I further certify that I have complied with all the terms of the Company’s Confidential Information and Invention Assignment Agreement signed by me, including the reporting of any inventions and original works of authorship (as defined therein), conceived or made by me (solely or jointly with others) covered by that agreement.

 

I further agree that, in compliance with the Confidential Information and Invention Assignment Agreement, I will preserve as confidential all trade secrets, confidential knowledge, data or other proprietary information relating to products, processes, know-how, designs, formulas, developmental or experimental work, computer programs, data bases, other original works of authorship, customer lists, business plans, financial information or other subject matter pertaining to any business of the Company or any of its employees, clients, consultants or licensees.

 

I further agree that for twenty-four (24) months from the date of this Certificate, I shall not either directly or indirectly solicit, induce, recruit or encourage any of the Company’s employees or consultants to terminate their relationship with the Company, or attempt to solicit, induce, recruit, encourage or take away, hire, or otherwise engage the services of employees or consultants of the Company, either for myself or for any other person or entity.
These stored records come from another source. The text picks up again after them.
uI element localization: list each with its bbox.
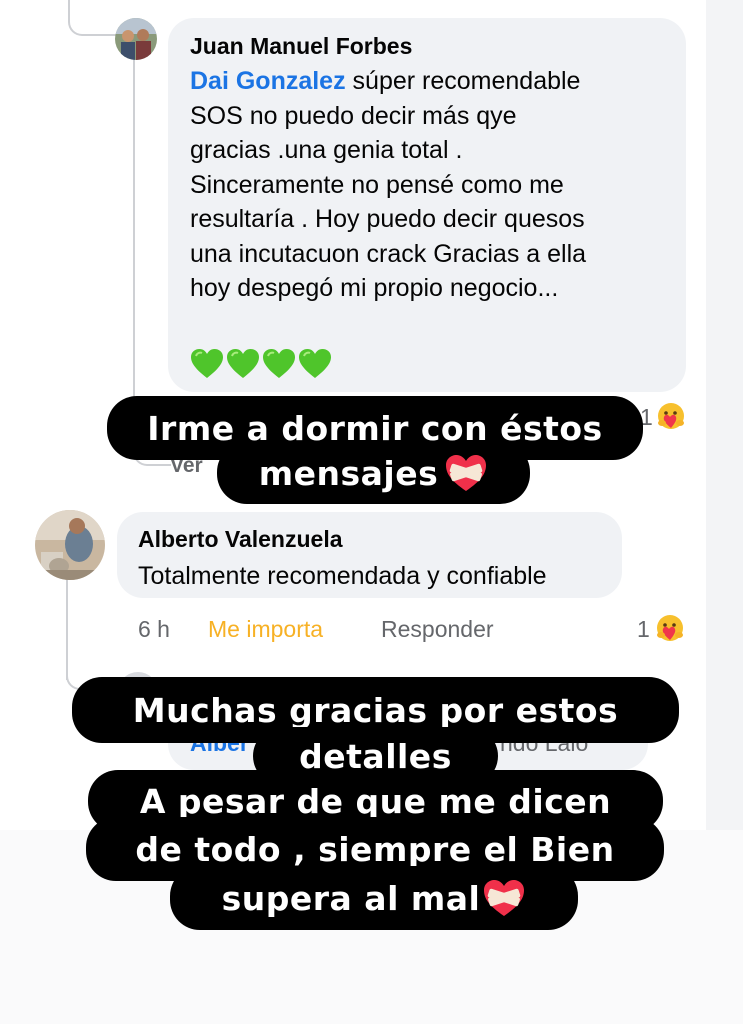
comment-text-line-2: SOS no puedo decir más qye: [190, 101, 517, 130]
me-importa-button[interactable]: Me importa: [208, 616, 323, 643]
avatar-juan-manuel-forbes[interactable]: [115, 18, 157, 60]
comment-text-line-4: Sinceramente no pensé como me: [190, 170, 564, 199]
reaction-count-alberto[interactable]: 1: [637, 616, 650, 643]
care-reaction-icon[interactable]: [656, 401, 686, 431]
comment-text-line-6: una incutacuon crack Gracias a ella: [190, 239, 587, 268]
caption-line-2: mensajes: [217, 442, 530, 504]
mention-dai-gonzalez[interactable]: Dai Gonzalez: [190, 67, 346, 95]
mending-heart-icon: [446, 455, 487, 491]
comment-text-juan: Dai Gonzalez súper recomendable SOS no p…: [190, 64, 670, 306]
care-reaction-icon[interactable]: [655, 613, 685, 643]
comment-text-line-3: gracias .una genia total .: [190, 136, 463, 164]
comment-author-juan[interactable]: Juan Manuel Forbes: [190, 33, 412, 60]
comment-text-line-1: Dai Gonzalez súper recomendable: [190, 67, 581, 95]
comment-text-line-7: hoy despegó mi propio negocio...: [190, 274, 559, 302]
green-heart-icon: [191, 349, 223, 378]
right-edge: [706, 0, 743, 830]
comment-text-alberto: Totalmente recomendada y confiable: [138, 562, 547, 590]
green-hearts-emoji: [190, 348, 332, 380]
green-heart-icon: [263, 349, 295, 378]
green-heart-icon: [227, 349, 259, 378]
avatar-alberto-valenzuela[interactable]: [35, 510, 105, 580]
comment-time[interactable]: 6 h: [138, 616, 170, 643]
mending-heart-icon: [484, 880, 525, 916]
thread-connector-top: [68, 0, 120, 36]
comment-text-line-5: resultaría . Hoy puedo decir quesos: [190, 205, 585, 233]
comment-author-alberto[interactable]: Alberto Valenzuela: [138, 526, 343, 553]
caption-line-7: supera al mal: [170, 866, 578, 930]
thread-line-reply: [133, 58, 135, 398]
responder-button[interactable]: Responder: [381, 616, 494, 643]
green-heart-icon: [299, 349, 331, 378]
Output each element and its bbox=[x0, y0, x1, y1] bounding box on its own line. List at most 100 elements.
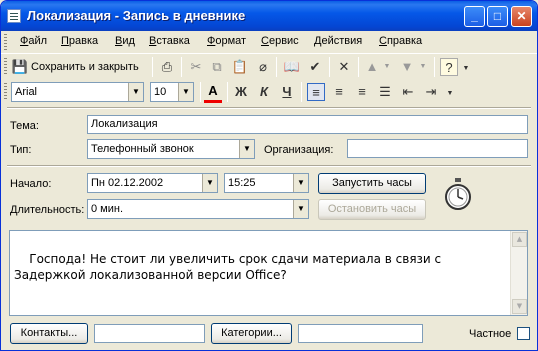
menu-format[interactable]: Формат bbox=[207, 35, 246, 47]
next-dropdown-icon[interactable]: ▼ bbox=[414, 58, 432, 76]
toolbar-separator bbox=[227, 82, 228, 102]
delete-icon[interactable]: ✕ bbox=[335, 58, 353, 76]
check-names-icon[interactable]: ✔ bbox=[306, 58, 324, 76]
close-icon: ✕ bbox=[516, 9, 527, 23]
menu-actions[interactable]: Действия bbox=[314, 35, 362, 47]
company-input[interactable] bbox=[347, 139, 528, 158]
minimize-button[interactable]: _ bbox=[464, 6, 485, 27]
toolbar-separator bbox=[276, 57, 277, 77]
cut-icon[interactable]: ✂ bbox=[187, 58, 205, 76]
toolbar-separator bbox=[329, 57, 330, 77]
duration-select[interactable]: 0 мин. ▼ bbox=[87, 199, 309, 219]
start-label: Начало: bbox=[10, 178, 52, 190]
font-size-select[interactable]: 10 ▼ bbox=[150, 82, 194, 102]
duration-value: 0 мин. bbox=[91, 203, 124, 215]
menu-help[interactable]: Справка bbox=[379, 35, 422, 47]
align-right-icon[interactable]: ≡ bbox=[353, 83, 371, 101]
maximize-button[interactable]: □ bbox=[487, 6, 508, 27]
contacts-button[interactable]: Контакты... bbox=[10, 323, 88, 344]
menu-tools[interactable]: Сервис bbox=[261, 35, 299, 47]
subject-label: Тема: bbox=[10, 120, 39, 132]
company-label: Организация: bbox=[264, 144, 334, 156]
chevron-down-icon[interactable]: ▼ bbox=[128, 83, 143, 101]
align-center-icon[interactable]: ≡ bbox=[330, 83, 348, 101]
copy-icon[interactable]: ⧉ bbox=[208, 58, 226, 76]
font-name-select[interactable]: Arial ▼ bbox=[11, 82, 144, 102]
window-title: Локализация - Запись в дневнике bbox=[27, 8, 246, 23]
toolbar-options-icon[interactable]: ▼ bbox=[441, 85, 459, 103]
previous-dropdown-icon[interactable]: ▼ bbox=[378, 58, 396, 76]
align-left-icon[interactable]: ≡ bbox=[307, 83, 325, 101]
start-time-select[interactable]: 15:25 ▼ bbox=[224, 173, 309, 193]
menu-view[interactable]: Вид bbox=[115, 35, 135, 47]
close-button[interactable]: ✕ bbox=[511, 6, 532, 27]
title-bar[interactable]: Локализация - Запись в дневнике _ □ ✕ bbox=[1, 1, 537, 31]
increase-indent-icon[interactable]: ⇥ bbox=[422, 83, 440, 101]
toolbar-separator bbox=[434, 57, 435, 77]
toolbar-grip[interactable] bbox=[4, 58, 7, 76]
floppy-disk-icon: 💾 bbox=[11, 59, 29, 74]
entry-type-value: Телефонный звонок bbox=[91, 143, 194, 155]
divider bbox=[7, 165, 531, 167]
categories-button[interactable]: Категории... bbox=[211, 323, 292, 344]
toolbar-separator bbox=[200, 82, 201, 102]
categories-input[interactable] bbox=[298, 324, 423, 343]
subject-input[interactable]: Локализация bbox=[87, 115, 528, 134]
help-icon[interactable]: ? bbox=[440, 58, 458, 76]
chevron-down-icon[interactable]: ▼ bbox=[178, 83, 193, 101]
private-checkbox[interactable] bbox=[517, 327, 530, 340]
menu-file[interactable]: Файл bbox=[20, 35, 47, 47]
start-time-value: 15:25 bbox=[228, 177, 256, 189]
font-color-icon[interactable]: A bbox=[204, 83, 222, 103]
start-date-select[interactable]: Пн 02.12.2002 ▼ bbox=[87, 173, 218, 193]
journal-icon bbox=[7, 9, 21, 23]
notes-text: Господа! Не стоит ли увеличить срок сдач… bbox=[14, 252, 442, 282]
start-timer-button[interactable]: Запустить часы bbox=[318, 173, 426, 194]
chevron-down-icon[interactable]: ▼ bbox=[239, 140, 254, 158]
private-label: Частное bbox=[469, 328, 512, 340]
formatting-toolbar: Arial ▼ 10 ▼ A Ж К Ч ≡ ≡ ≡ ☰ ⇤ ⇥ ▼ bbox=[1, 79, 537, 105]
chevron-down-icon[interactable]: ▼ bbox=[293, 200, 308, 218]
scroll-down-icon[interactable]: ▼ bbox=[512, 299, 527, 314]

Further, I shall not at any time use any Confidential Information of the Company to negatively influence any of the Company’s clients or customers from purchasing Company products or services or to solicit or influence or attempt to influence any client, customer or other person either directly or indirectly, to direct his or its purchase of products and/or services to any person, firm, corporation, institution or other entity in competition with the business of the Company.